3xP10 reigns supreme. I don't even think 3x1080 will beat out 3xP10.
Thing is, 3xP10 comes at the price of about 1 founders edition 1080.
Edit: Also, if Vega has UARCH improrvements, and isn't just HBM2, then I fail to see how Vega can be in the same stratosphere as Pascal.
Making claims about anything crushing anything else before we see a single benchmark (or official pricing information for P10) seems a bit premature
It is nowhere premature to say P10x2 will be cheaper than the 1080 founders edition, and CRUSH it in performance in games where CF scaling works. I think that's a given.

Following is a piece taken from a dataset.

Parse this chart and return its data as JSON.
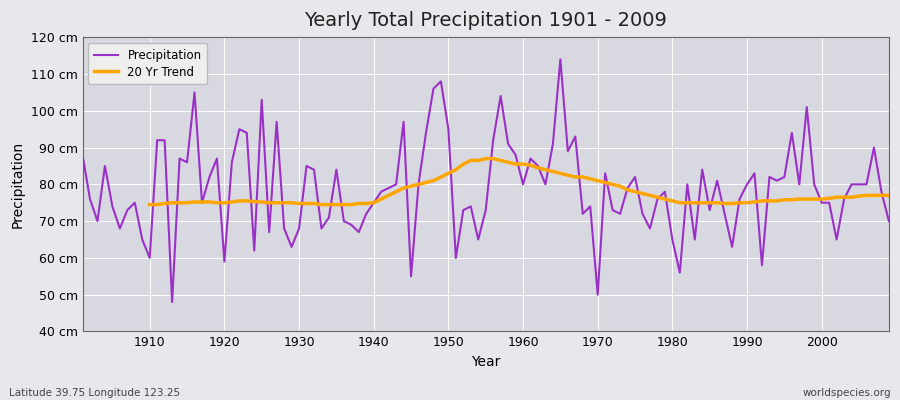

Just like how massively OCing a 980Ti won't make it faster than a 390x when CF scaling works....
CF Scaling is just good, and SLI scaling sucks. So P10s multi card configurations will be performance winners.

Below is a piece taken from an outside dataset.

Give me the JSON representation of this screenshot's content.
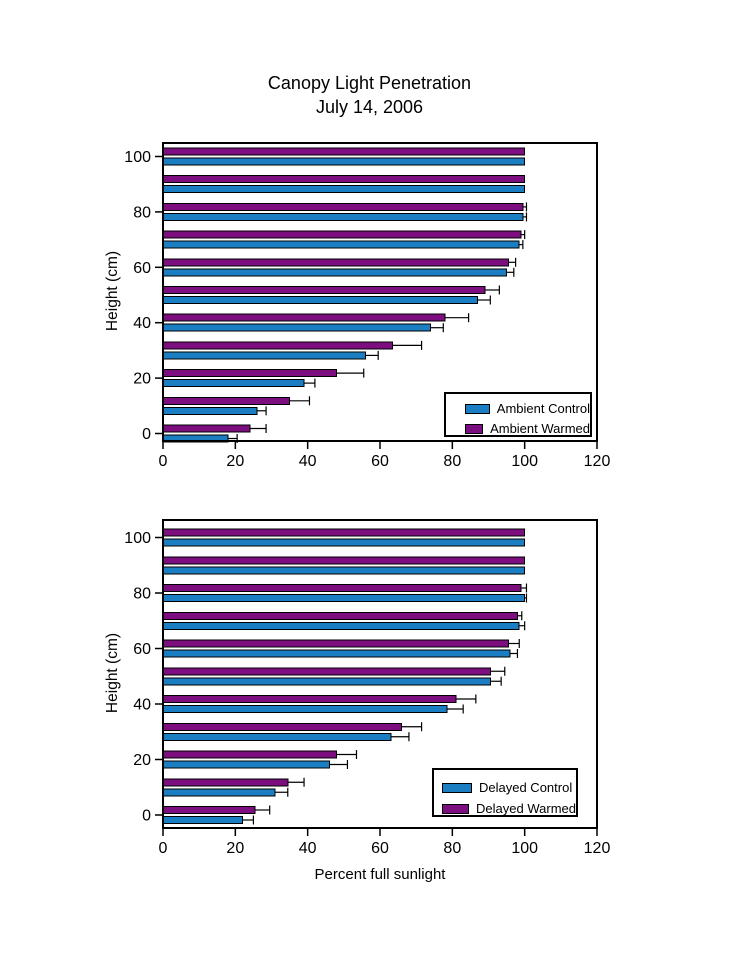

Unless you want to bet on Nvidia's 1070SLI/1080SLI being great performers at great prices....
Lol..
And do we know that SLI hasn't had a big overhaul? NVidia put a lot of emphasis on NVlink in the GP100 announcement, perhaps they used some of that tech to fix SLI.
And display?
And do we know that SLI hasn't had a big overhaul? NVidia put a lot of emphasis on NVlink in the GP100 announcement, perhaps they used some of that tech to fix SLI.
Jesus dude cheer up
Nvidia should have opened founders edition preorders on announcement. Polaris would have been crushed right away. I'm positive next gen thats how they one up what they did now
Or the fact Hawaii was designed with significant double precision performance for commercial compute tasks. Polaris is unlikely to have a lot of that functionality - you only need to look at Maxwell to see how much that helped with regards to gaming performance.
I am still hoping Polaris 10 can ~ Fury X for $299 but I'd rather stay cautious and assume it'll be ~ 390X for $249.
Or the fact Hawaii was designed with significant double precision performance for commercial compute tasks. Polaris is unlikely to have a lot of that functionality - you only need to look at Maxwell to see how much that helped with regards to gaming performance.